In the activity we will train Elpis, an Automatic Speech Recognition system, with a “toy corpus” containing very few utterances. The toy corpus is used by the Elpis dev team when working on the software, and in introduction workshops. The small corpus is used to reduce data preparation and training times.
This activity requires “Docker” to be installed on your computer, which enables Elpis to be run on your computer. See the notes here about installing Docker.
With Docker running, follow the workshop steps.
Now, repeat the activity with TIMIT ASR dataset. This is a dataset that is commonly used in developing and testing speech recognition technologies.
Download training data (choose the one most likely to match your voice pattern). Women: https://bit.ly/3kZHUNf Men: https://bit.ly/2Q6vyVw
Prepare data by making a letter-to-sound file
https://cmusphinx.github.io/wiki/tutorialdict/
- Make a list of unique characters in the lexicon
- Assign a pronunciation symbol (let’s use SAMPA)

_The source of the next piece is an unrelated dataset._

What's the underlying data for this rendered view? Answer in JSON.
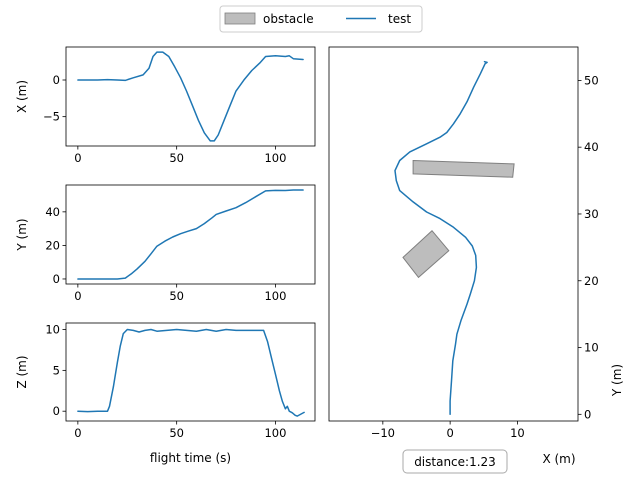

- Review the pronunciation lexicon when it is created. Could it be corrected?
Train Elpis using the dataset you downloaded, making a unigram model. Keep a record of the WER results.
Train Elpis again, this time with a trigram model. Keep a copy of the WER results.
Use Elpis to get an ASR transcription of your student number audio, using either the unigram or trigram model. Record yourself reciting your student number in WAV format. We recommend using Audacity.
Download the transcription in text format and add a second line containing your student number.